Untuk program BST 2021 memang berbeda dengan program Bansos tahun 2020. Di mana bansos tahun 2021 ini akan diberikan berupa uang tunai yang akan ditransfer ke rekening penerima program bansos, sejumlah Rp 300 ribu, yang akan diberikan kepada 10 juta Keluarga Penerima Manfaat (KPM) di seluruh Indonesia.

Bantuan itu akan diberikan mulai Januari hingga April 2021. Jika pelaksanaannya tidak diawasi secara ketat, potensi penyimpangan masih tetap dapat terjadi.

"Aspek Indonesia berharap bansos ini benar-benar bisa sampai ke masyarakat miskin maupun yang kehilangan pekerjaan di tengah pandemi Covid-19," tegas Mirah Sumirat.

Kemungkinan penyelewengan antara lain dapat terjadi sejak awal pendataan calon penerima manfaat, di tingkat RT/RW. Pun tidak sinkronnya data tersebut dengan data calon penerima terdaftar di Data Terpadu Kesejahteraan Sosial (DTKS).

Mirah Sumirat memberi contoh terkait salah satu persyaratan calon penerima adalah mereka yang kehilangan pekerjaan di tengah pandemi Covid-19.

Berapa sesungguhnya data pekerja yang kehilangan pekerjaan? Data yang berkembang di media, tidak ada yang sama. Pemerintah perlu melibatkan serikat pekerja untuk bisa ikut menyampaikan data anggotanya yang terkena pemutusan hubungan kerja (PHK), saran Mirah.

Aspek Indonesia juga menyoroti salah satu persyaratan, yaitu “Jika calon penerima memenuhi syarat, tetapi tidak memiliki Nomor Induk Kependudukan (NIK) dan Kartu Tanda Penduduk (KTP), tetap bisa mendapatkan bansos tanpa harus membuat KTP terlebih dulu.
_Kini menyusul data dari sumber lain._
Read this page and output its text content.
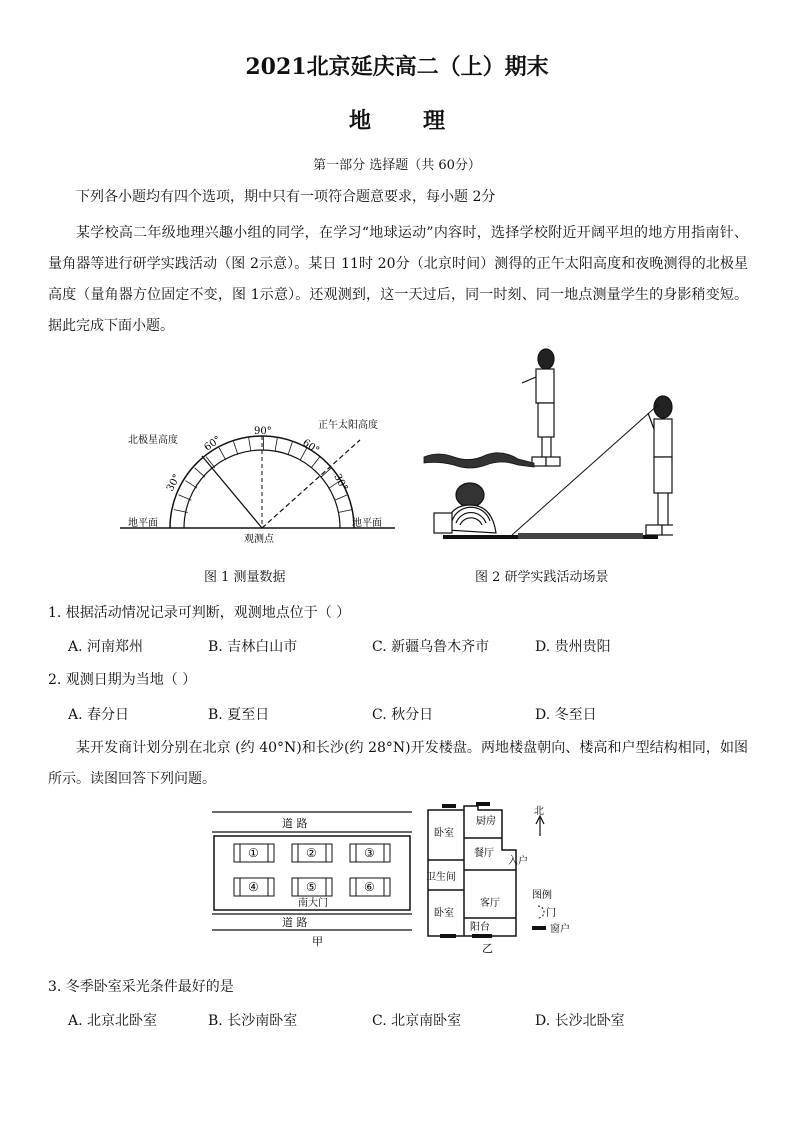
2021北京延庆高二（上）期末
地 理
第一部分 选择题（共 60分）
下列各小题均有四个选项，期中只有一项符合题意要求，每小题 2分
某学校高二年级地理兴趣小组的同学，在学习“地球运动”内容时，选择学校附近开阔平坦的地方用指南针、量角器等进行研学实践活动（图 2示意）。某日 11时 20分（北京时间）测得的正午太阳高度和夜晚测得的北极星高度（量角器方位固定不变，图 1示意）。还观测到，这一天过后，同一时刻、同一地点测量学生的身影稍变短。据此完成下面小题。
北极星高度
正午太阳高度
90°
60°	60°
30°	30°
地平面	地平面
观测点
图 1 测量数据	图 2 研学实践活动场景
1. 根据活动情况记录可判断，观测地点位于（ ）
A. 河南郑州	B. 吉林白山市	C. 新疆乌鲁木齐市	D. 贵州贵阳
2. 观测日期为当地（ ）
A. 春分日	B. 夏至日	C. 秋分日	D. 冬至日
某开发商计划分别在北京 (约 40°N)和长沙(约 28°N)开发楼盘。两地楼盘朝向、楼高和户型结构相同，如图所示。读图回答下列问题。
道 路
①	②	③
④	⑤	⑥
南大门
道 路
甲
卧室
厨房
餐厅
入户
卫生间
客厅
卧室
阳台
乙
北
图例
门
窗户
3. 冬季卧室采光条件最好的是
A. 北京北卧室	B. 长沙南卧室	C. 北京南卧室	D. 长沙北卧室
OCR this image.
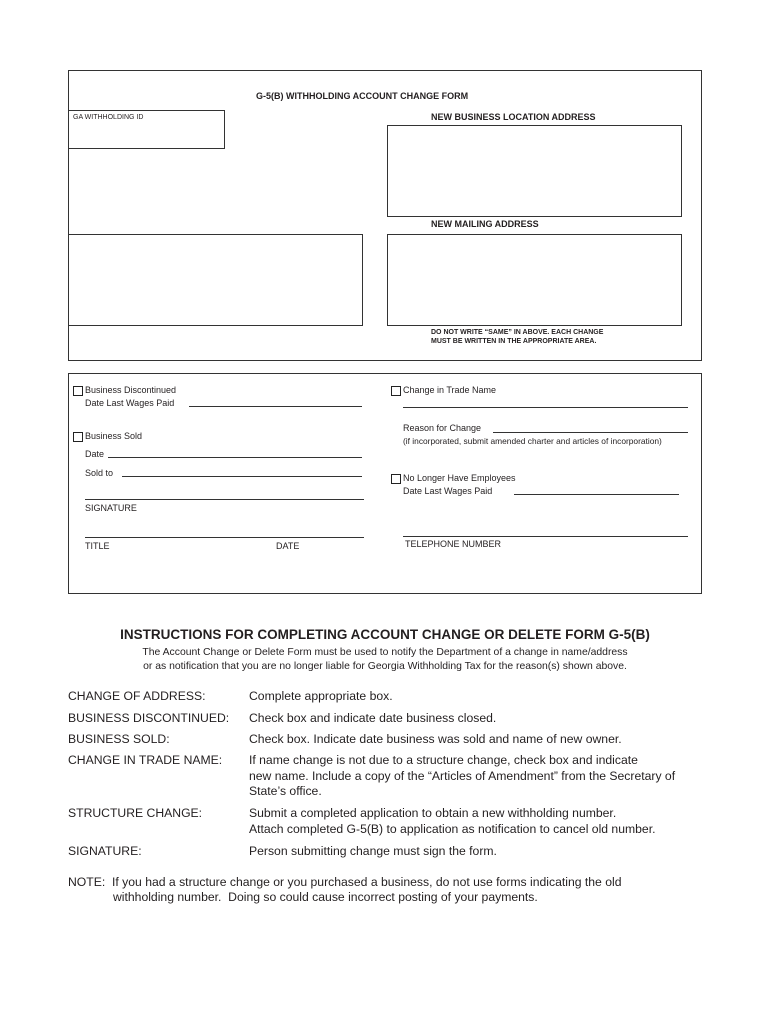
G-5(B) WITHHOLDING ACCOUNT CHANGE FORM
GA WITHHOLDING ID	NEW BUSINESS LOCATION ADDRESS
NEW MAILING ADDRESS
DO NOT WRITE “SAME” IN ABOVE. EACH CHANGE
MUST BE WRITTEN IN THE APPROPRIATE AREA.
Business Discontinued
Date Last Wages Paid
Business Sold
Date
Sold to
SIGNATURE
TITLE	DATE
Change in Trade Name
Reason for Change
(if incorporated, submit amended charter and articles of incorporation)
No Longer Have Employees
Date Last Wages Paid
TELEPHONE NUMBER
INSTRUCTIONS FOR COMPLETING ACCOUNT CHANGE OR DELETE FORM G-5(B)
The Account Change or Delete Form must be used to notify the Department of a change in name/address
or as notification that you are no longer liable for Georgia Withholding Tax for the reason(s) shown above.
CHANGE OF ADDRESS:	Complete appropriate box.
BUSINESS DISCONTINUED: Check box and indicate date business closed.
BUSINESS SOLD:	Check box. Indicate date business was sold and name of new owner.
CHANGE IN TRADE NAME: If name change is not due to a structure change, check box and indicate
new name. Include a copy of the “Articles of Amendment” from the Secretary of
State’s office.
STRUCTURE CHANGE:	Submit a completed application to obtain a new withholding number.
Attach completed G-5(B) to application as notification to cancel old number.
SIGNATURE:	Person submitting change must sign the form.
NOTE:  If you had a structure change or you purchased a business, do not use forms indicating the old
withholding number.  Doing so could cause incorrect posting of your payments.
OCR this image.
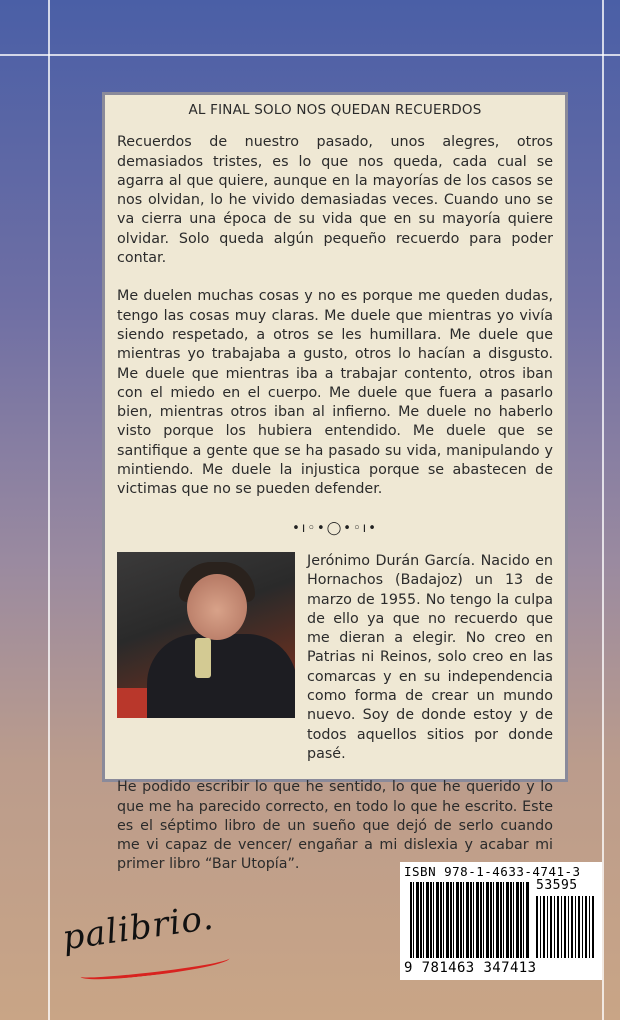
AL FINAL SOLO NOS QUEDAN RECUERDOS

Recuerdos de nuestro pasado, unos alegres, otros demasiados tristes, es lo que nos queda, cada cual se agarra al que quiere, aunque en la mayorías de los casos se nos olvidan, lo he vivido demasiadas veces. Cuando uno se va cierra una época de su vida que en su mayoría quiere olvidar. Solo queda algún pequeño recuerdo para poder contar.

Me duelen muchas cosas y no es porque me queden dudas, tengo las cosas muy claras. Me duele que mientras yo vivía siendo respetado, a otros se les humillara. Me duele que mientras yo trabajaba a gusto, otros lo hacían a disgusto. Me duele que mientras iba a trabajar contento, otros iban con el miedo en el cuerpo. Me duele que fuera a pasarlo bien, mientras otros iban al infierno. Me duele no haberlo visto porque los hubiera entendido. Me duele que se santifique a gente que se ha pasado su vida, manipulando y mintiendo. Me duele la injustica porque se abastecen de victimas que no se pueden defender.

•ı◦•◯•◦ı•
Jerónimo Durán García. Nacido en Hornachos (Badajoz) un 13 de marzo de 1955. No tengo la culpa de ello ya que no recuerdo que me dieran a elegir. No creo en Patrias ni Reinos, solo creo en las comarcas y en su independencia como forma de crear un mundo nuevo. Soy de donde estoy y de todos aquellos sitios por donde pasé.

He podido escribir lo que he sentido, lo que he querido y lo que me ha parecido correcto, en todo lo que he escrito. Este es el séptimo libro de un sueño que dejó de serlo cuando me vi capaz de vencer/ engañar a mi dislexia y acabar mi primer libro “Bar Utopía”.	ISBN 978-1-4633-4741-3
53595
9 781463 347413
palibrio.
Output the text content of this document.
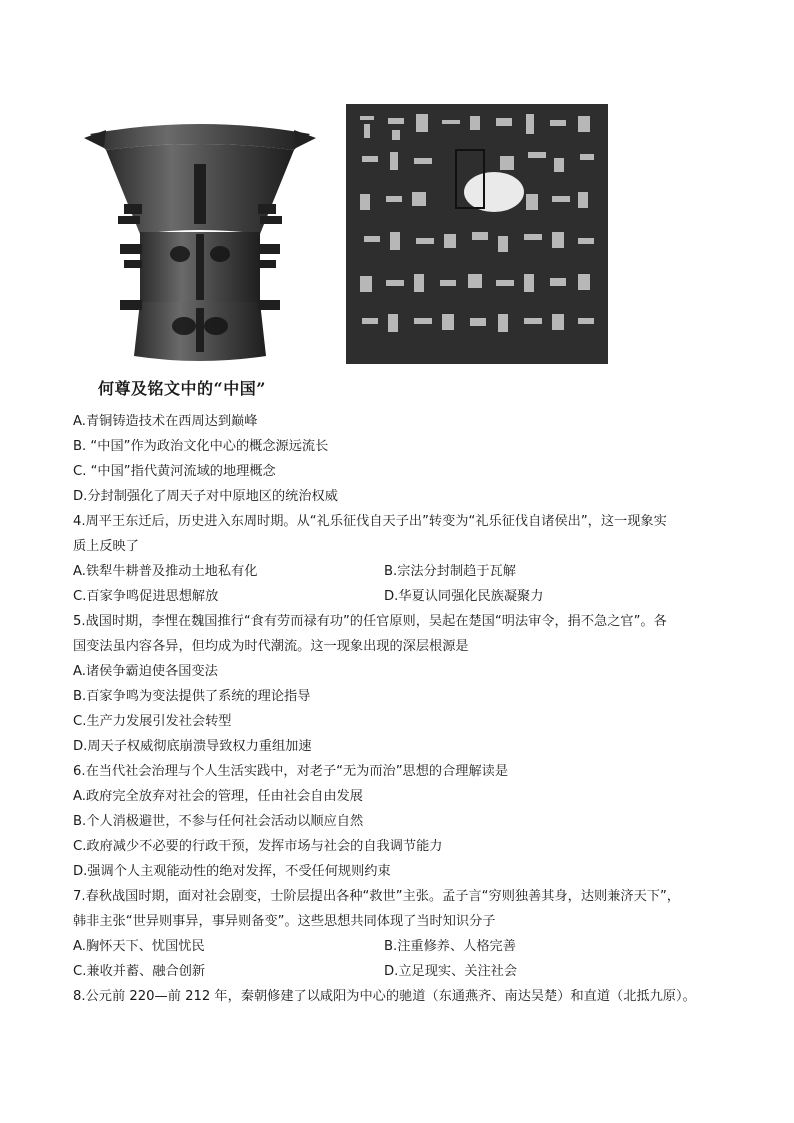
何尊及铭文中的“中国”
A.青铜铸造技术在西周达到巅峰
B. “中国”作为政治文化中心的概念源远流长
C. “中国”指代黄河流域的地理概念
D.分封制强化了周天子对中原地区的统治权威
4.周平王东迁后，历史进入东周时期。从“礼乐征伐自天子出”转变为“礼乐征伐自诸侯出”，这一现象实
质上反映了
A.铁犁牛耕普及推动土地私有化	B.宗法分封制趋于瓦解
C.百家争鸣促进思想解放	D.华夏认同强化民族凝聚力
5.战国时期，李悝在魏国推行“食有劳而禄有功”的任官原则，吴起在楚国“明法审令，捐不急之官”。各
国变法虽内容各异，但均成为时代潮流。这一现象出现的深层根源是
A.诸侯争霸迫使各国变法
B.百家争鸣为变法提供了系统的理论指导
C.生产力发展引发社会转型
D.周天子权威彻底崩溃导致权力重组加速
6.在当代社会治理与个人生活实践中，对老子“无为而治”思想的合理解读是
A.政府完全放弃对社会的管理，任由社会自由发展
B.个人消极避世，不参与任何社会活动以顺应自然
C.政府减少不必要的行政干预，发挥市场与社会的自我调节能力
D.强调个人主观能动性的绝对发挥，不受任何规则约束
7.春秋战国时期，面对社会剧变，士阶层提出各种“救世”主张。孟子言“穷则独善其身，达则兼济天下”，
韩非主张“世异则事异，事异则备变”。这些思想共同体现了当时知识分子
A.胸怀天下、忧国忧民	B.注重修养、人格完善
C.兼收并蓄、融合创新	D.立足现实、关注社会
8.公元前 220—前 212 年，秦朝修建了以咸阳为中心的驰道（东通燕齐、南达吴楚）和直道（北抵九原）。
Penerima mesti berdomisili di desa tersebut dan menulis alamat lengkapnya.”

Syarat tersebut menunjukkan pemerintah ingin memudahkan masyarakat untuk bisa mendapatkan BST. Namun di sisi lain, kata Mirah, potensi penggelembungan data penerima manfaat juga dapat terjadi tanpa kontrol.

"Semoga pandemi Covid-19 segera berakhir dan rakyat Indonesia dapat kembali hidup normal dan sejahtera," tutup Mirah Sumirat dilansir dari Kantor Baerita Politik RMOL.